Shuttleworth wouldn’t say which company Canonical has partnered with, but he did mention that the smartphones would ship in 2014. He also said that the devices would be high-end, stepping things up from the current Ubuntu Touch Galaxy Nexus device support. Canonical is also brokering deals with four other “household brands” for more handsets to ship with Ubuntu Touch. Even though the Ubuntu Edge crowdfunding project didn’t reach it’s goal, the fact that it raised $12.8 million has garnered some attention from handset manufacturers. There are a lot of people that want Ubuntu Touch on a high-end smartphone. “We are now pretty much at the board level on four household brands. They sell a lot of phones all over the world, in emerging and fully emerged markets, to businesses and consumers,” Shuttleworth said.

This is a pretty huge step for Canonical. Signing their first deal to move a smartphone that will ship with its mobile operating system is a big move for the company.
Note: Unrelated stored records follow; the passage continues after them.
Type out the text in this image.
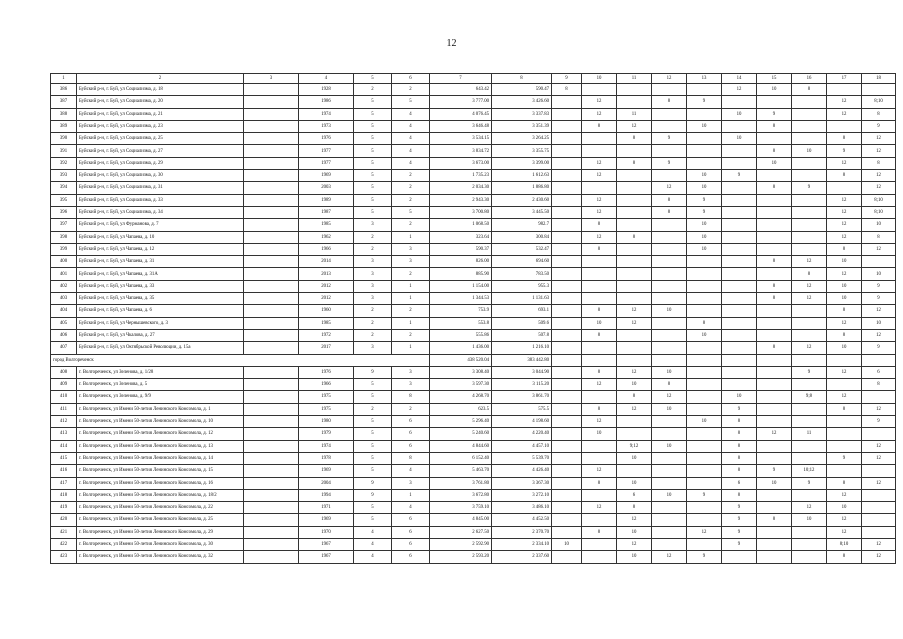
12
1	2	3	4	5	6	7	8	9	10	11	12	13	14	15	16	17	18
386	Буйский р-н, г. Буй, ул Социализма, д. 18		1928	2	2	643.42	590.47	8					12	10	8		
387	Буйский р-н, г. Буй, ул Социализма, д. 20		1986	5	5	3 777.00	3 426.60		12		8	9				12	8;10
388	Буйский р-н, г. Буй, ул Социализма, д. 21		1974	5	4	4 076.45	3 337.83		12	11			10	9		12	8
389	Буйский р-н, г. Буй, ул Социализма, д. 23		1973	5	4	3 646.48	3 351.39		8	12		10		8			9
390	Буйский р-н, г. Буй, ул Социализма, д. 25		1976	5	4	3 534.15	3 264.25			8	9		10			8	12
391	Буйский р-н, г. Буй, ул Социализма, д. 27		1977	5	4	3 834.72	3 355.75							8	10	9	12
392	Буйский р-н, г. Буй, ул Социализма, д. 29		1977	5	4	3 673.00	3 399.00		12	8	9			10		12	8
393	Буйский р-н, г. Буй, ул Социализма, д. 30		1969	5	2	1 735.23	1 612.63		12			10	9			8	12
394	Буйский р-н, г. Буй, ул Социализма, д. 31		2003	5	2	2 034.30	1 886.80				12	10		8	9		12
395	Буйский р-н, г. Буй, ул Социализма, д. 33		1989	5	2	2 943.30	2 430.60		12		8	9				12	8;10
396	Буйский р-н, г. Буй, ул Социализма, д. 34		1987	5	5	3 700.80	3 445.50		12		8	9				12	8;10
397	Буйский р-н, г. Буй, ул Фурманова, д. 7		1985	3	2	1 068.50	982.7		8			10				12	10
398	Буйский р-н, г. Буй, ул Чапаева, д. 10		1962	2	1	323.64	300.84		12	8		10				12	8
399	Буйский р-н, г. Буй, ул Чапаева, д. 12		1966	2	3	590.37	532.47		8			10				8	12
400	Буйский р-н, г. Буй, ул Чапаева, д. 31		2014	3	3	826.00	694.60							8	12	10	
401	Буйский р-н, г. Буй, ул Чапаева, д. 31А		2013	3	2	885.90	783.50								8	12	10
402	Буйский р-н, г. Буй, ул Чапаева, д. 33		2012	3	1	1 154.00	955.3							8	12	10	9
403	Буйский р-н, г. Буй, ул Чапаева, д. 35		2012	3	1	1 344.53	1 131.63							8	12	10	9
404	Буйский р-н, г. Буй, ул Чапаева, д. 6		1960	2	2	753.9	693.1		8	12	10					8	12
405	Буйский р-н, г. Буй, ул Чернышевского, д. 3		1985	2	1	553.8	509.6		10	12		8				12	10
406	Буйский р-н, г. Буй, ул Чкалова, д. 27		1972	2	2	555.86	507.8		8			10				8	12
407	Буйский р-н, г. Буй, ул Октябрьской Революции, д. 15а		2017	3	1	1 436.00	1 216.10							8	12	10	9
город Волгореченск						438 520.04	383 442.80										
408	г. Волгореченск, ул Зеленова, д. 1/28		1976	9	3	3 308.40	3 044.90		8	12	10				9	12	6
409	г. Волгореченск, ул Зеленова, д. 5		1966	5	3	3 597.30	3 115.20		12	10	8						8
410	г. Волгореченск, ул Зеленова, д. 9/9		1975	5	8	4 268.70	3 861.70			8	12		10		9;8	12	
411	г. Волгореченск, ул Имени 50-летия Ленинского Комсомола, д. 1		1975	2	2	623.5	575.5		8	12	10		9			8	12
412	г. Волгореченск, ул Имени 50-летия Ленинского Комсомола, д. 10		1980	5	6	5 296.40	4 198.60		12			10	8				9
413	г. Волгореченск, ул Имени 50-летия Ленинского Комсомола, д. 12		1979	5	6	5 240.60	4 220.40		10				8	12	11		
414	г. Волгореченск, ул Имени 50-летия Ленинского Комсомола, д. 13		1974	5	6	4 844.60	4 457.10			9;12	10		8				12
415	г. Волгореченск, ул Имени 50-летия Ленинского Комсомола, д. 14		1978	5	8	6 152.40	5 539.70			10			8			9	12
416	г. Волгореченск, ул Имени 50-летия Ленинского Комсомола, д. 15		1969	5	4	5 463.70	4 426.40		12				8	9	10;12		
417	г. Волгореченск, ул Имени 50-летия Ленинского Комсомола, д. 16		2004	9	3	3 761.80	3 367.30		8	10			6	10	9	8	12
418	г. Волгореченск, ул Имени 50-летия Ленинского Комсомола, д. 18/2		1994	9	1	3 672.80	3 272.10			6	10	9	8			12	
419	г. Волгореченск, ул Имени 50-летия Ленинского Комсомола, д. 22		1971	5	4	3 759.10	3 486.10		12	8			9		12	10	
420	г. Волгореченск, ул Имени 50-летия Ленинского Комсомола, д. 25		1969	5	6	4 845.00	4 452.50			12			9	8	10	12	
421	г. Волгореченск, ул Имени 50-летия Ленинского Комсомола, д. 29		1970	4	6	2 627.50	2 370.70		8	10		12	9			12	
422	г. Волгореченск, ул Имени 50-летия Ленинского Комсомола, д. 30		1967	4	6	2 592.90	2 334.10	10		12			9			8;10	12
423	г. Волгореченск, ул Имени 50-летия Ленинского Комсомола, д. 32		1967	4	6	2 593.20	2 337.60			10	12	9				8	12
They have focused mostly on the Ubuntu distribution of Linux for the nine years that the company has been in business.

Canonical knows that they are facing an uphill climb. Other up-and-coming operating systems like Samsung’s Tizen, Mozilla’s Firefox OS, and even Windows Phone are direct competitors for Ubuntu Touch. Shuttleworth is confident that his mobile operating system will find a place to fit in to the smartphone market. He wants more for Ubuntu Touch than just a small corner of the enthusiast space. “Volume is important. We want to do stuff that people use every day,” he said.